Here is the code that I'm using:
import tensorflow as tf import numpy as np import random import time import logging
from tensorflow.python.ops import init_ops
from tensorflow.python.client import timeline
def test():
n = 5000
with tf.Graph().as_default():
A1 = tf.placeholder(tf.float32, shape=[n, n], name='A')
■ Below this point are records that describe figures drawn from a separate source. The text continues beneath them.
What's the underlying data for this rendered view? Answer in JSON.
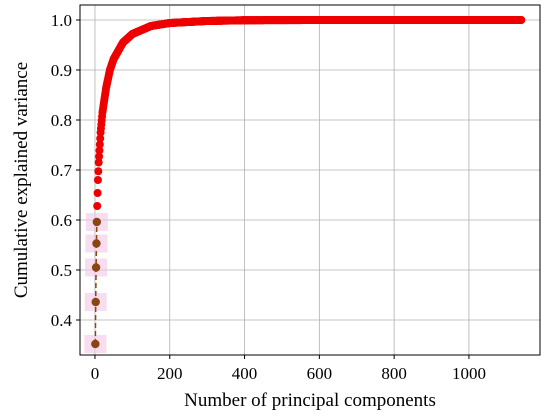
{
  "chart_data": {
    "type": "scatter",
    "xlabel": "Number of principal components",
    "ylabel": "Cumulative explained variance",
    "xlim": [
      -40,
      1190
    ],
    "ylim": [
      0.33,
      1.03
    ],
    "xticks": [
      0,
      200,
      400,
      600,
      800,
      1000
    ],
    "yticks": [
      0.4,
      0.5,
      0.6,
      0.7,
      0.8,
      0.9,
      1.0
    ],
    "xtick_labels": [
      "0",
      "200",
      "400",
      "600",
      "800",
      "1000"
    ],
    "ytick_labels": [
      "0.4",
      "0.5",
      "0.6",
      "0.7",
      "0.8",
      "0.9",
      "1.0"
    ],
    "grid": true,
    "n_components": 1140,
    "highlight_points": [
      {
        "x": 1,
        "y": 0.352
      },
      {
        "x": 2,
        "y": 0.436
      },
      {
        "x": 3,
        "y": 0.505
      },
      {
        "x": 4,
        "y": 0.553
      },
      {
        "x": 5,
        "y": 0.596
      }
    ],
    "curve_anchor_points": [
      {
        "x": 5,
        "y": 0.596
      },
      {
        "x": 6,
        "y": 0.628
      },
      {
        "x": 8,
        "y": 0.68
      },
      {
        "x": 10,
        "y": 0.715
      },
      {
        "x": 15,
        "y": 0.775
      },
      {
        "x": 20,
        "y": 0.815
      },
      {
        "x": 30,
        "y": 0.865
      },
      {
        "x": 40,
        "y": 0.9
      },
      {
        "x": 50,
        "y": 0.922
      },
      {
        "x": 75,
        "y": 0.955
      },
      {
        "x": 100,
        "y": 0.972
      },
      {
        "x": 150,
        "y": 0.988
      },
      {
        "x": 200,
        "y": 0.994
      },
      {
        "x": 300,
        "y": 0.998
      },
      {
        "x": 400,
        "y": 0.9995
      },
      {
        "x": 600,
        "y": 1.0
      },
      {
        "x": 1140,
        "y": 1.0
      }
    ],
    "colors": {
      "points": "#ee0000",
      "highlight_points": "#8b4513",
      "dashed_line": "#8b4513",
      "highlight_glow": "#f4c6e6",
      "grid": "#b0b0b0"
    }
  }
}
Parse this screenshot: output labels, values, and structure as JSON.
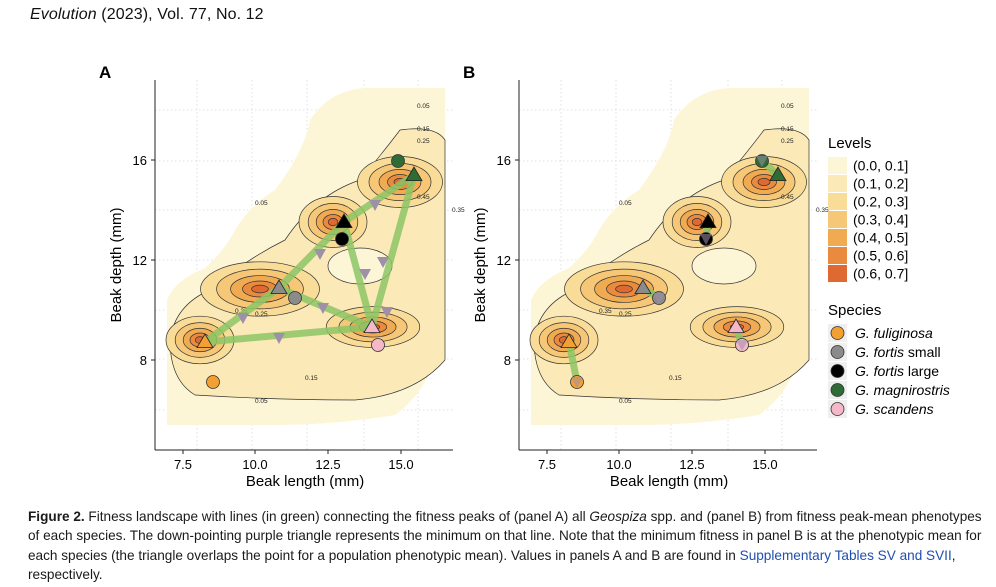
{
  "header": {
    "journal": "Evolution",
    "rest": " (2023), Vol. 77, No. 12"
  },
  "figure": {
    "panels": [
      {
        "label": "A",
        "xlabel": "Beak length (mm)",
        "ylabel": "Beak depth (mm)"
      },
      {
        "label": "B",
        "xlabel": "Beak length (mm)",
        "ylabel": "Beak depth (mm)"
      }
    ],
    "x_ticks": [
      "7.5",
      "10.0",
      "12.5",
      "15.0"
    ],
    "y_ticks": [
      "8",
      "12",
      "16"
    ],
    "contour_labels": [
      "0.05",
      "0.15",
      "0.25",
      "0.35",
      "0.45",
      "0.55"
    ],
    "legend_levels_title": "Levels",
    "levels": [
      {
        "label": "(0.0, 0.1]",
        "color": "#fdf6d6"
      },
      {
        "label": "(0.1, 0.2]",
        "color": "#fbeab7"
      },
      {
        "label": "(0.2, 0.3]",
        "color": "#f8dc97"
      },
      {
        "label": "(0.3, 0.4]",
        "color": "#f5c776"
      },
      {
        "label": "(0.4, 0.5]",
        "color": "#f0aa52"
      },
      {
        "label": "(0.5, 0.6]",
        "color": "#ea8a3e"
      },
      {
        "label": "(0.6, 0.7]",
        "color": "#de6a32"
      }
    ],
    "legend_species_title": "Species",
    "species": [
      {
        "label": "G. fuliginosa",
        "italic": "G. fuliginosa",
        "suffix": "",
        "color": "#f2a033"
      },
      {
        "label": "G. fortis small",
        "italic": "G. fortis",
        "suffix": " small",
        "color": "#8b8b8b"
      },
      {
        "label": "G. fortis large",
        "italic": "G. fortis",
        "suffix": " large",
        "color": "#000000"
      },
      {
        "label": "G. magnirostris",
        "italic": "G. magnirostris",
        "suffix": "",
        "color": "#2e6b35"
      },
      {
        "label": "G. scandens",
        "italic": "G. scandens",
        "suffix": "",
        "color": "#f4b8c8"
      }
    ]
  },
  "caption": {
    "label": "Figure 2.",
    "t1": " Fitness landscape with lines (in green) connecting the fitness peaks of (panel A) all ",
    "genus": "Geospiza",
    "t2": " spp. and (panel B) from fitness peak-mean phenotypes of each species. The down-pointing purple triangle represents the minimum on that line. Note that the minimum fitness in panel B is at the phenotypic mean for each species (the triangle overlaps the point for a population phenotypic mean). Values in panels A and B are found in ",
    "link": "Supplementary Tables SV and SVII",
    "t3": ", respectively."
  }
}
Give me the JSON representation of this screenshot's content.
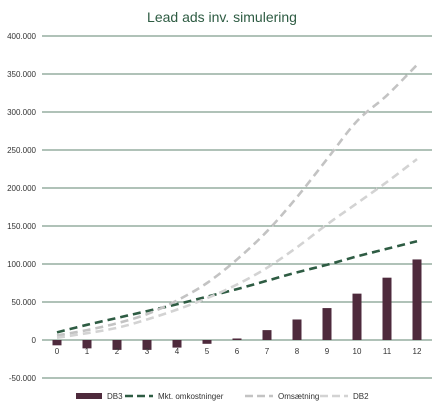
{
  "chart_data": {
    "type": "bar",
    "title": "Lead ads inv. simulering",
    "xlabel": "",
    "ylabel": "",
    "categories": [
      "0",
      "1",
      "2",
      "3",
      "4",
      "5",
      "6",
      "7",
      "8",
      "9",
      "10",
      "11",
      "12"
    ],
    "y_tick_labels": [
      "400.000",
      "350.000",
      "300.000",
      "250.000",
      "200.000",
      "150.000",
      "100.000",
      "50.000",
      "0",
      "-50.000"
    ],
    "ylim": [
      -50000,
      400000
    ],
    "grid": true,
    "legend_position": "bottom",
    "series": [
      {
        "name": "DB3",
        "kind": "bar",
        "color": "#4e2a3c",
        "values": [
          -7000,
          -11000,
          -13000,
          -13000,
          -10000,
          -5000,
          2000,
          13000,
          27000,
          42000,
          61000,
          82000,
          106000
        ]
      },
      {
        "name": "Mkt. omkostninger",
        "kind": "line",
        "dash": "dashed",
        "color": "#2e5c43",
        "values": [
          10000,
          20000,
          29000,
          38000,
          47000,
          57000,
          67000,
          78000,
          89000,
          99000,
          110000,
          120000,
          130000
        ]
      },
      {
        "name": "Omsætning",
        "kind": "line",
        "dash": "dashed",
        "color": "#c3c3c3",
        "values": [
          6000,
          13000,
          22000,
          34000,
          52000,
          75000,
          106000,
          143000,
          188000,
          238000,
          288000,
          322000,
          362000
        ]
      },
      {
        "name": "DB2",
        "kind": "line",
        "dash": "dashed",
        "color": "#d3d3d3",
        "values": [
          3000,
          9000,
          16000,
          27000,
          40000,
          55000,
          73000,
          95000,
          122000,
          152000,
          180000,
          208000,
          238000
        ]
      }
    ]
  }
}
A2 = tf.placeholder(tf.float32, shape=[n, n], name='A')
with tf.device('/gpu:0'):
B1 = A1
for l in xrange(10):
B1 = tf.matmul(B1, A1)
with tf.device('/gpu:1'):
B2 = A2
for l in xrange(10):
B2 = tf.matmul(B2, A2)
C = tf.matmul(B1, B2)
run_metadata = tf.RunMetadata()
with tf.Session(config=tf.ConfigProto(log_device_placement=True)) as sess:
start = time.time()
logging.info('started')
A1_ = np.random.rand(n, n)
A2_ = np.random.rand(n, n)
sess.run([C],
feed_dict={A1: A1_, A2: A2_},
options=tf.RunOptions(trace_level=tf.RunOptions.FULL_TRACE),
run_metadata=run_metadata)
logging.info('writing trace')
trace = timeline.Timeline(step_stats=run_metadata.step_stats)
trace_file = open('timeline.ctf.json', 'w')
trace_file.write(trace.generate_chrome_trace_format())
logging.info('trace written')
end = time.time()
logging.info('computed')
logging.info(end - start)
if __name__ == "__main__":
logging.basicConfig(level=logging.INFO, format='%(asctime)s %(message)s')
test()
- It takes 20.4 secs to finish.
- It takes 14 secs to finish if I set all ops to gpu0 (TitanX).
- It takes 19.8 secs to finish if I set all ops to gpu1 (GTX 1080).
I can see that tensorflow found both gpus and have set all devices correctly. Why is there no speed up for using two gpu instead of one? Could be the problem that the gpus are different models (AFAIK cuda allows it)?
Thanks.
EDIT I updated code to use different initial matrices for both chains since otherwise tensorflow seems to do some optimizations.
Here is a timeline profile json-file link: https://api.myjson.com/bins/23csi
This timeline raises more questions than answers:
- Why pid 7 (gpu0) has two lines of execution?
- What are long MatMuls in pid 3 and 5? (input0 "_recv_A_0/_3", input1 "_recv_A_0/_3", name "MatMul", op "MatMul")
- It seems that every op is executed on gpu0 execept pid 5.
- There are a lot of small MatMul ops (can't be seen from the screenshot) right after the long MatMuls ops from pid 3 and pid 5. What is this?